Interview with a Playwright: Tess Barker
Tess Barker is a Los Angeles-based writer and nationally touring comedian who has appeared at the Comedy Central Stage, Meltdown Comics, UCB, and at clubs and colleges throughout the country. She has written for TVLand’s “Throwing Shade,” TruTV’s “Billy on the Street,” and is regularly published on a number of outlets, including Vice, The Guardian, Vox, MTV News, Jezebel, and LA Weekly, where her work has ranged from investigative pieces about wage inequity in professional cheerleading to profiles of icons like Charo and Betsey Jonson. She was one of the hosts of Ovation TV’s “Broadway Bash,” — a talk show devoted to the television show Smash.
Playscripts is proud to license Showdown at Palm Tree Pines, Barker’s warm and quirky comedy about drama within a retirement community. Our Content Manager, Nik Sorocenski, caught up with Ms. Barker to discuss her work.
Tell us about your journey in becoming a playwright!
I am a life-long theater kid, but as an adult writer, I’d primarily intended to focus on narrative non-fiction and writing for film and television. Around ten years ago, though, I co-wrote a two person musical with my friend Brett Schrier, who is a brilliant writer and composer. The show, Time Between Us premiered at the New York Musical Festival and has had some beautiful regional productions since. Getting to sit in the audience in New York and watch talented actors bring my writing to life was a uniquely thrilling experience, and I guess that was my first taste of being a playwright. I think a play is the most alive something you write can be. Everything else will eventually have a final, published form, but a play changes, not just with each cast that does it, but every night, depending on what the actors are doing.
You’re very much a playwright amongst other things. Tell us about the other dimensions of your career.
In addition to being a playwright, I am a stand up comedian, journalist, screenwriter, and podcaster. I realize externally those may seem like disparate ventures, but to me, there’s a continuity. I think I’m a storyteller with slightly different instruments. I don’t really look at it as “What kind of writer am I?” so much as “What kind of story is this? What form does it want to take?” I’m curious about the world, so I really enjoy talking to people and just looking around to see where the stories are. Some of what I write is fictional, some not. I think good fiction is just non-fiction with a wig on anyway.
Most people would argue that comedy is hard. However, it seems to be easy for you. What’s the secret to comedy?
Thank you for saying it seems easy for me! (My secret is that it is not.) I think a lot of writing comedy is letting go and trusting that if you can get your brain quiet enough, you’ll hear the jokes.

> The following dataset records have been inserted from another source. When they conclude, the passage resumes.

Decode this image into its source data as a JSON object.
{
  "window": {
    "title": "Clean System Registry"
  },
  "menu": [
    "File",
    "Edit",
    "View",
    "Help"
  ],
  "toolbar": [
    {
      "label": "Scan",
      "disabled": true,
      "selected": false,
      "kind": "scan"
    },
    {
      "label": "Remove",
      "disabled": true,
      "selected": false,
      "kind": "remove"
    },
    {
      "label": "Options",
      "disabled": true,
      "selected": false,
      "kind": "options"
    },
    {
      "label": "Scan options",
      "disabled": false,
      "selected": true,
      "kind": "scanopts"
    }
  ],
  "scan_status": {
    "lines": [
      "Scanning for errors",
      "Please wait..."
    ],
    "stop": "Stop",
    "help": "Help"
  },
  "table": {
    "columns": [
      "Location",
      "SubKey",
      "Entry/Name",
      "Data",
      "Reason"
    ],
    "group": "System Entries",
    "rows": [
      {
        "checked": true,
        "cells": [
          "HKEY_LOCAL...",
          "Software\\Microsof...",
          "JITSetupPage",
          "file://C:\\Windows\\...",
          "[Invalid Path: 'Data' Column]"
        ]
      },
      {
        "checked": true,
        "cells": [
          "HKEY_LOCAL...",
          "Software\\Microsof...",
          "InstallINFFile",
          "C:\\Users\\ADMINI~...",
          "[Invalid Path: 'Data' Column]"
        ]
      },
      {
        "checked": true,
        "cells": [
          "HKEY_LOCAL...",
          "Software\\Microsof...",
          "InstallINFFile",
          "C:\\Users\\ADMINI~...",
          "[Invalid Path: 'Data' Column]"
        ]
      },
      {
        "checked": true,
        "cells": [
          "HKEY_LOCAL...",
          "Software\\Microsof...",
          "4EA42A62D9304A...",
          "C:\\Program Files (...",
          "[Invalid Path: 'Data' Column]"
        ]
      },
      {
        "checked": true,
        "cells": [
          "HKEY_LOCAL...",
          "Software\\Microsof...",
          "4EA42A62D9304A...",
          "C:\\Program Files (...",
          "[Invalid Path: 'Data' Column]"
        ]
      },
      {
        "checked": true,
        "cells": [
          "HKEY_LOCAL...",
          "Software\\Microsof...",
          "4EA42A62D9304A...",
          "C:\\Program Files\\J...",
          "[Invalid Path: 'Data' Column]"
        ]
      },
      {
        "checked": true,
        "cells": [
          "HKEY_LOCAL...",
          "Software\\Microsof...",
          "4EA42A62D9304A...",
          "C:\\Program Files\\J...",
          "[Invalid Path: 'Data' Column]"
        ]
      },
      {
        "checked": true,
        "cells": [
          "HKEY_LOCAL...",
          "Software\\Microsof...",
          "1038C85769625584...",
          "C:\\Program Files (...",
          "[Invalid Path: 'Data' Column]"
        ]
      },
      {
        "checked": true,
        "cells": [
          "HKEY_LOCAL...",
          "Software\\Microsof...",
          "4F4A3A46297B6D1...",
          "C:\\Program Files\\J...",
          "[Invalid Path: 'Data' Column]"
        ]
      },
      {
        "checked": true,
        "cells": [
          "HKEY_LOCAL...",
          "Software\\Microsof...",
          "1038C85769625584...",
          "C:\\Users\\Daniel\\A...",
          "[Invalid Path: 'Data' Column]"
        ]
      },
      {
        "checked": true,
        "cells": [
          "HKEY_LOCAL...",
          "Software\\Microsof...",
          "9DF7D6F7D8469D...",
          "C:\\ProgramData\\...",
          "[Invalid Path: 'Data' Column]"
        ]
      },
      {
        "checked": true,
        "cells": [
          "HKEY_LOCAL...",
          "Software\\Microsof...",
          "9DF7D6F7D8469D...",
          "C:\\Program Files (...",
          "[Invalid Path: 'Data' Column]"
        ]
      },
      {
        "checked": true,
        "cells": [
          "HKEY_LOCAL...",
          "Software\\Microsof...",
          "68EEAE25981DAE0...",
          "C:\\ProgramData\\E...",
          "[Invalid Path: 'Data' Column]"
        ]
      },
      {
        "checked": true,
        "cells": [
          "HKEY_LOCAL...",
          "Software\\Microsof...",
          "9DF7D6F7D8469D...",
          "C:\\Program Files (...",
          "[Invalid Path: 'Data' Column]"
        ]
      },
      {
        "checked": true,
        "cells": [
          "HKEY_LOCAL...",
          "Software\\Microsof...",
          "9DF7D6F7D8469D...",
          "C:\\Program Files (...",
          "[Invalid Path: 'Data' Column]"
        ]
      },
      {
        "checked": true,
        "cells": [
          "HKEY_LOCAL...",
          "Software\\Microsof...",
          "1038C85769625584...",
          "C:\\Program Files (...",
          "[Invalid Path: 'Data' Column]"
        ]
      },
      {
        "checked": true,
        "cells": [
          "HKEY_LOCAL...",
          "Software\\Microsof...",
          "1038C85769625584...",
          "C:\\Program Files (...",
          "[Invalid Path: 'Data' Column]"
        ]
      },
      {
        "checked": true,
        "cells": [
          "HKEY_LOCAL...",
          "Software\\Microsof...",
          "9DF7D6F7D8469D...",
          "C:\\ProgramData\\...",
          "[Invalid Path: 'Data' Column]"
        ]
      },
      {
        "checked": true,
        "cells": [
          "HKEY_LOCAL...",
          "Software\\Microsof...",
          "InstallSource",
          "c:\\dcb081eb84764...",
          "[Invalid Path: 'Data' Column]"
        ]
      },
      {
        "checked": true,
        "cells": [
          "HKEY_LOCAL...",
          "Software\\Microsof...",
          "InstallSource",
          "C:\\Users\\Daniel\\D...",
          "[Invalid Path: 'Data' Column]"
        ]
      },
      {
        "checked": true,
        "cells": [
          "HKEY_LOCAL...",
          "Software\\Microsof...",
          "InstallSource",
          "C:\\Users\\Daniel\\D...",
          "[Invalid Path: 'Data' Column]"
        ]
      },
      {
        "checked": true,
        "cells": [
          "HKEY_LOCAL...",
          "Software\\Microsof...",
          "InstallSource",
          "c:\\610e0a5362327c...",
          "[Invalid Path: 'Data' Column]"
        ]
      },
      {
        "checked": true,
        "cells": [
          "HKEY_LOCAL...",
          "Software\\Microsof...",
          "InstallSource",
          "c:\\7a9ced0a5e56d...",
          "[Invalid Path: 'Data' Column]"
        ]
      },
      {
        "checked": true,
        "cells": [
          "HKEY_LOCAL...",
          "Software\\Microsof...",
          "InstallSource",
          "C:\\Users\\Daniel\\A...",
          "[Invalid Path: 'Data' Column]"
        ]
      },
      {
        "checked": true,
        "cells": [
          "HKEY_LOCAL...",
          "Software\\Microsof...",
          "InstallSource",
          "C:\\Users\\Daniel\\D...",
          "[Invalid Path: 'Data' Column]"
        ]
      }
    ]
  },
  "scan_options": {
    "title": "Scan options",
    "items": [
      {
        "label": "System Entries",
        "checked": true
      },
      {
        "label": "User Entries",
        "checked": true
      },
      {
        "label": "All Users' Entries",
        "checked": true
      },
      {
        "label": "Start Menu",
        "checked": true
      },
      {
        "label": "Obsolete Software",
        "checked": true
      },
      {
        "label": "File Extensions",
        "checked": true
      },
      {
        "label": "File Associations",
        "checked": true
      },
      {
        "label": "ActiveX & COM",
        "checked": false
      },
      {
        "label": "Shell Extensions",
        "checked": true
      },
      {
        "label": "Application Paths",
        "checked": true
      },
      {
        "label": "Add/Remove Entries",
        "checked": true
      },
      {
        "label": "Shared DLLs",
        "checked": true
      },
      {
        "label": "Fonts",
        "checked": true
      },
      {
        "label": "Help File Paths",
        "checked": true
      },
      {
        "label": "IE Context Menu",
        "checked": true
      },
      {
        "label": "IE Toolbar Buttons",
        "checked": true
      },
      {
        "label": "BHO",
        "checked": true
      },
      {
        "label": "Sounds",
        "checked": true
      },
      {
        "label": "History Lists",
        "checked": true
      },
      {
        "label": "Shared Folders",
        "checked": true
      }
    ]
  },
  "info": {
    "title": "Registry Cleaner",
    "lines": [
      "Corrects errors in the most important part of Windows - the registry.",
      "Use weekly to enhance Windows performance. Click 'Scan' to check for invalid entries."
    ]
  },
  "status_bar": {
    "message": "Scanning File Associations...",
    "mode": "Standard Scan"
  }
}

The easiest way to do this, in my experience, is to make strong choices for your characters and get to know them before it’s time to start writing. Then, when you’re actually putting dialogue down, sit still and let them tell you what they want to say, and hope that their point of view will be funny. If it’s not, though, don’t let yourself get too stuck. Just write “Joke here” and come back to it. Also, whenever possible, give your characters something physical to do.
What gave you the inspiration to write Showdown at Palm Tree Pines?
I write for actors, because if the actors are having fun, so is the audience. I always loved playing old people when I was younger, I think because it was a chance to make big comedic choices with my physicality, voice, and makeup. I thought if I wrote an ensemble comedy where most of the characters were big characters who happened to be old, it would be an opportunity for a bunch of different performers to showcase their comedic chops in a playful kind of jazz-like way.
What’s some advice you’d give to aspiring writers?
Read every day. If you want to write comedy, read everything by Neil Simon. See as many plays as you can. Keep Legos or Silly Putty on your desk so you have something besides the Internet to distract yourself with when you’re feeling fidgety. Finish what you start.